In [2]:
!pip install sastrawi



In [3]:
from sklearn.feature_extraction.text import TfidfVectorizer
from sklearn.model_selection import train_test_split
from sklearn.preprocessing import LabelEncoder
from sklearn.metrics import accuracy_score, confusion_matrix, classification_report
import matplotlib.pyplot as plt
from wordcloud import WordCloud
import seaborn as sns
import pandas as pd
pd.options.mode.chained_assignment = None
import numpy as np
seed = 0
np.random.seed(seed)

from keras.layers import Dense, LeakyReLU, SimpleRNN, LSTM
from keras.models import Sequential
from keras.optimizers import Adam
from keras import models
from keras import layers

from nltk.tokenize import word_tokenize
from nltk.corpus import stopwords
import datetime as dt
import string
import re

from Sastrawi.StopWordRemover.StopWordRemoverFactory import StopWordRemoverFactory
from Sastrawi.Stemmer.StemmerFactory import StemmerFactory


import nltk
nltk.download('punkt')
nltk.download('stopwords')
nltk.download('punkt_tab')

import csv
import requests
from io import StringIO




[nltk_data] Downloading package punkt to
[nltk_data]     C:\Users\jayaw\AppData\Roaming\nltk_data...
[nltk_data]   Unzipping tokenizers\punkt.zip.
[nltk_data] Downloading package stopwords to
[nltk_data]     C:\Users\jayaw\AppData\Roaming\nltk_data...
[nltk_data]   Unzipping corpora\stopwords.zip.
[nltk_data] Downloading package punkt_tab to
[nltk_data]     C:\Users\jayaw\AppData\Roaming\nltk_data...
[nltk_data]   Unzipping tokenizers\punkt_tab.zip.


# Memuat Dataset

In [4]:
app_reviews_df = pd.read_csv('dataset.csv')

In [5]:
jumlah_ulasan, jumlah_kolom = app_reviews_df.shape

In [6]:
app_reviews_df.head()

Unnamed: 0,Review
0,"Rusak scan,Qris sulit terbaca kadang tidak bis..."
1,"Apk udah bagus tapi masih berasa berat , kalau..."
2,Aplikasinya sangat bagus diawal2 nya terutama ...
3,Animasi promo yang kalian buat membuat aplikas...
4,aplikasi makin kesini makin lemot saja... pada...

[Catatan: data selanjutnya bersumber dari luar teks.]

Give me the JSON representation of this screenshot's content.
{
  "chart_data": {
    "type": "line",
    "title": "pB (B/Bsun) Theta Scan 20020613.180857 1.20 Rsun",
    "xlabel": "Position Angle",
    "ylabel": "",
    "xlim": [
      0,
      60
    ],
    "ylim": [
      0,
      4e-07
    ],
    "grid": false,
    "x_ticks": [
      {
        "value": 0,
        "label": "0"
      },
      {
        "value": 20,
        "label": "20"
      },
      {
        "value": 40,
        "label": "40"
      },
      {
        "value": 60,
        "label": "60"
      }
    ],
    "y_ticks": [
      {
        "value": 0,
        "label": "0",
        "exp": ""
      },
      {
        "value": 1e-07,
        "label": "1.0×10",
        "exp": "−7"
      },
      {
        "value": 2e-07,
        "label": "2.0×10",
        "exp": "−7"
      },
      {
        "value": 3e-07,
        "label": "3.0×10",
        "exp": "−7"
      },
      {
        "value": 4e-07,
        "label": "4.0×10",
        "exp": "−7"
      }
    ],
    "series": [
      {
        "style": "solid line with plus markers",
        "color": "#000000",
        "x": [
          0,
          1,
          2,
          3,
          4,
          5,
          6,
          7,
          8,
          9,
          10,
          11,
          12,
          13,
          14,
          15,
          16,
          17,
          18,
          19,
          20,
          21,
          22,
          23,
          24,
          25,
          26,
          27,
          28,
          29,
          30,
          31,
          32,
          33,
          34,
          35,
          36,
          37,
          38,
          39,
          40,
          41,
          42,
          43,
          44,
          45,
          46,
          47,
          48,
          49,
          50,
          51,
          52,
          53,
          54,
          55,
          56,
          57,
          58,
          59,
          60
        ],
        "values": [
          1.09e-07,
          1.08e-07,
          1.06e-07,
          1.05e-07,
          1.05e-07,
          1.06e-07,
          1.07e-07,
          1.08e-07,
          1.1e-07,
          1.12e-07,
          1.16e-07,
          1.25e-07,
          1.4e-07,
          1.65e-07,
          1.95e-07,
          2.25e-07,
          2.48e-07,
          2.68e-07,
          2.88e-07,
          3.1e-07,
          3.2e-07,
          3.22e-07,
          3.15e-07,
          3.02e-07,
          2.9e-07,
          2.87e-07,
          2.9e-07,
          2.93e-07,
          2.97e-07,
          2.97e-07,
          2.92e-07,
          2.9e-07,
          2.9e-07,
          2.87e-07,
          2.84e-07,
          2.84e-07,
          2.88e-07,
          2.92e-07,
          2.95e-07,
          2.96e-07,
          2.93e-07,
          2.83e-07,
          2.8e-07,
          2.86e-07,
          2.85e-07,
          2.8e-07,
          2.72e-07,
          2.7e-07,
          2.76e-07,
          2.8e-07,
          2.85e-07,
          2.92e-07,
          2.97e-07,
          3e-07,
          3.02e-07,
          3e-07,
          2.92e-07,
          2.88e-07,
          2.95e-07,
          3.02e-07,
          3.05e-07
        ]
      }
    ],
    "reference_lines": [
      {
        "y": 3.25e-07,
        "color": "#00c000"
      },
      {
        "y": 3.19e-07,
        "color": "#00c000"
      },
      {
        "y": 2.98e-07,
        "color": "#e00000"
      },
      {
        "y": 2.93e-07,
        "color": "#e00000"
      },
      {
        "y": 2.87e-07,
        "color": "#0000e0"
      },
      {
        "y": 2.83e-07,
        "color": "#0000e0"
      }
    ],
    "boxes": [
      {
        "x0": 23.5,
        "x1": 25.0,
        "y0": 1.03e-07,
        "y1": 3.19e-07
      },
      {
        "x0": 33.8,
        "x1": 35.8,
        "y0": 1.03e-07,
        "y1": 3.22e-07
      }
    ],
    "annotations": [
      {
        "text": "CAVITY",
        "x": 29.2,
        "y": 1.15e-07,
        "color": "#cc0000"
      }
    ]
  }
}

# Menghapus Data Kosong dan Data Duplikat

In [7]:
app_reviews_df.info()

<class 'pandas.core.frame.DataFrame'>
RangeIndex: 126000 entries, 0 to 125999
Data columns (total 1 columns):
 #   Column  Non-Null Count   Dtype 
---  ------  --------------   ----- 
 0   Review  126000 non-null  object
dtypes: object(1)
memory usage: 984.5+ KB


In [8]:
clean_df = app_reviews_df.dropna()

In [9]:
clean_df.drop_duplicates(inplace=True)

In [10]:
clean_df.info()

<class 'pandas.core.frame.DataFrame'>
Index: 124209 entries, 0 to 125999
Data columns (total 1 columns):
 #   Column  Non-Null Count   Dtype 
---  ------  --------------   ----- 
 0   Review  124209 non-null  object
dtypes: object(1)
memory usage: 1.9+ MB


In [11]:
jumlah_ulasan_bersih, jumlah_kolom_bersih = clean_df.shape

#Preprocessing Text

In [12]:
def cleaningText(text):
    text = re.sub(r'@[A-Za-z0-9]+', '', text)
    text = re.sub(r'#[A-Za-z0-9]+', '', text)
    text = re.sub(r'RT[\s]', '', text)
    text = re.sub(r'http\S+', '', text)
    text = re.sub(r'[0-9]+', '', text)
    text = re.sub(r'[^\w\s]', '', text)

    text = text.replace('\n', ' ')
    text = text.translate(str.maketrans('', '', string.punctuation))
    text = text.strip(' ')

    return text

In [13]:
def casefoldingText(text):
    text = text.lower()
    return text

In [14]:
def tokenizingText(text):
    text = word_tokenize(text)
    return text

In [15]:
def filteringText(text):
    listStopwords = set(stopwords.words('indonesian'))
    listStopwords1 = set(stopwords.words('english'))
    listStopwords.update(listStopwords1)
    listStopwords.update(['iya','yaa','gak','nya','na','sih','ku','di','ga','ya','gaa','loh','kah','woi','woii','woy'])
    filtered = []
    for txt in text:
        if txt not in listStopwords:
            filtered.append(txt)
    text = filtered
    return text

In [16]:
def stemmingText(text):
    factory = StemmerFactory()
    stemmer = factory.create_stemmer()

    words = text.split()

    stemmed_words = [stemmer.stem(word) for word in words]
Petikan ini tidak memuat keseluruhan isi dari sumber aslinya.